I didn’t and still don’t know a great deal about Chennai other than the Super Kings in the IPL. For those that don’t even know that, it’s the Indian Premier League (cricket).
There have recently been floods and major damage caused by the worst rainfall experienced in over 100 years last week. This caused my Indian colleagues rather a lot of inconvenience.
Not only could they not get into work but some buildings and roads have been completely ruined and need to be rebuilt.

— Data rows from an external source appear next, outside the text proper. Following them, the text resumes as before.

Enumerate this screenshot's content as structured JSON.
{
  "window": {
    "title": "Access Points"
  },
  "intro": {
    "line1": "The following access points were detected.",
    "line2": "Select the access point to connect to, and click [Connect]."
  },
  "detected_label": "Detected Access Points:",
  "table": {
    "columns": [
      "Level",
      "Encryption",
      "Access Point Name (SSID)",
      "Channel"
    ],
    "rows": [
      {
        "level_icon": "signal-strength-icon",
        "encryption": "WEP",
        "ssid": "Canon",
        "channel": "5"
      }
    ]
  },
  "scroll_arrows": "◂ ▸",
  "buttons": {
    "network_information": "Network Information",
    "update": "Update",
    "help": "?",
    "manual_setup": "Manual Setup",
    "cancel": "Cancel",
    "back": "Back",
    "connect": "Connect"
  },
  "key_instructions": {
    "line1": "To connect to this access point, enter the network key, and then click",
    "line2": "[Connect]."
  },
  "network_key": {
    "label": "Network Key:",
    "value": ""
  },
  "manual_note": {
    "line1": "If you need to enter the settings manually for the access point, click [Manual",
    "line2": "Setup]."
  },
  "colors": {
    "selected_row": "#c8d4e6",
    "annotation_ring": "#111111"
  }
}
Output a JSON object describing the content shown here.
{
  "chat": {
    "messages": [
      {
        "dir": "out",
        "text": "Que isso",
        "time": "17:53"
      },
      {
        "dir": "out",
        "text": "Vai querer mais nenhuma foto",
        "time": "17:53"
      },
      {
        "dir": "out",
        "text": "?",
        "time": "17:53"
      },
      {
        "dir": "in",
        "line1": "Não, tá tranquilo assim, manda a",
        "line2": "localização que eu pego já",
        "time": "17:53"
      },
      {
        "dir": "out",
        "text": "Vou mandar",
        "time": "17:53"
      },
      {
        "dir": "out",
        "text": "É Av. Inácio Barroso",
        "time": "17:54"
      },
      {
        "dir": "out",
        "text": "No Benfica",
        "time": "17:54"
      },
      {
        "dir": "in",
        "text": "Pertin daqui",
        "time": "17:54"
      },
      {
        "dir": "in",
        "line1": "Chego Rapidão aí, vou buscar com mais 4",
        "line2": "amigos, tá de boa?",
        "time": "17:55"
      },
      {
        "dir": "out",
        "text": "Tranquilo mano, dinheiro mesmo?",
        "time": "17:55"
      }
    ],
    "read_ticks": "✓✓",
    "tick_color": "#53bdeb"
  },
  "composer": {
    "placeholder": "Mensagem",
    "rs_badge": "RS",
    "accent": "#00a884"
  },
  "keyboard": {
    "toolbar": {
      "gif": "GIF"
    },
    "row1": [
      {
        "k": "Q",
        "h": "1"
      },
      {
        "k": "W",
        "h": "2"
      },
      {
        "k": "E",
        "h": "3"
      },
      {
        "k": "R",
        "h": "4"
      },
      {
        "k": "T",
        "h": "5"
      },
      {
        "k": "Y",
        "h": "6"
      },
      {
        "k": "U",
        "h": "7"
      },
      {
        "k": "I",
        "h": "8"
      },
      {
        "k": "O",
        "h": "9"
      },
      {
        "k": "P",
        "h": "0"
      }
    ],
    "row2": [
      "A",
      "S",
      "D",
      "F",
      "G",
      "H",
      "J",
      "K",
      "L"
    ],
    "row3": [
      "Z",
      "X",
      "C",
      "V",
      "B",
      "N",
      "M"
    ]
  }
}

Add to that the unimaginable chaos and drama of not knowing when the rain was going to stop and when you would be able to purchase food or seek approprioate shelter and you have a scene that Great Britain is in no way prepared for.
My point regarding Chennai is that they have experienced a disaster. My line of work promotes being accessible at any given time and if your office faces a problem then you can work from home or in a local cafe, perhaps. Incoming calls should be routed to a backup location or an answering service in this day and age- at the very minimum.
This is not me being unsympathetic to the terrible time my colleagues and all of the residents of the area have faced. This is my astonishment that I couldn’t get hold of anyone and that my project was virtually on hold for the week.
Again, that may sound selfish but try to look at this from a business perspective.
I work for a global giant and am working hand in hand with another global giant. Personally, I was a little peeved that some of my work is now overdue and I have more red cells on my spreadsheet than I desire. More to the point, I was in pure shock that such huge companies with such huge offices wouldn’t have implemented a disaster recovery plan that kicks in automatically.
I should have learned about the Chennai flooding on the news rather than a group email stating that there is no comms in Chennai currently.
So to Hari and co in India, please stop apologising for the flooding, it’s certainly not your fault.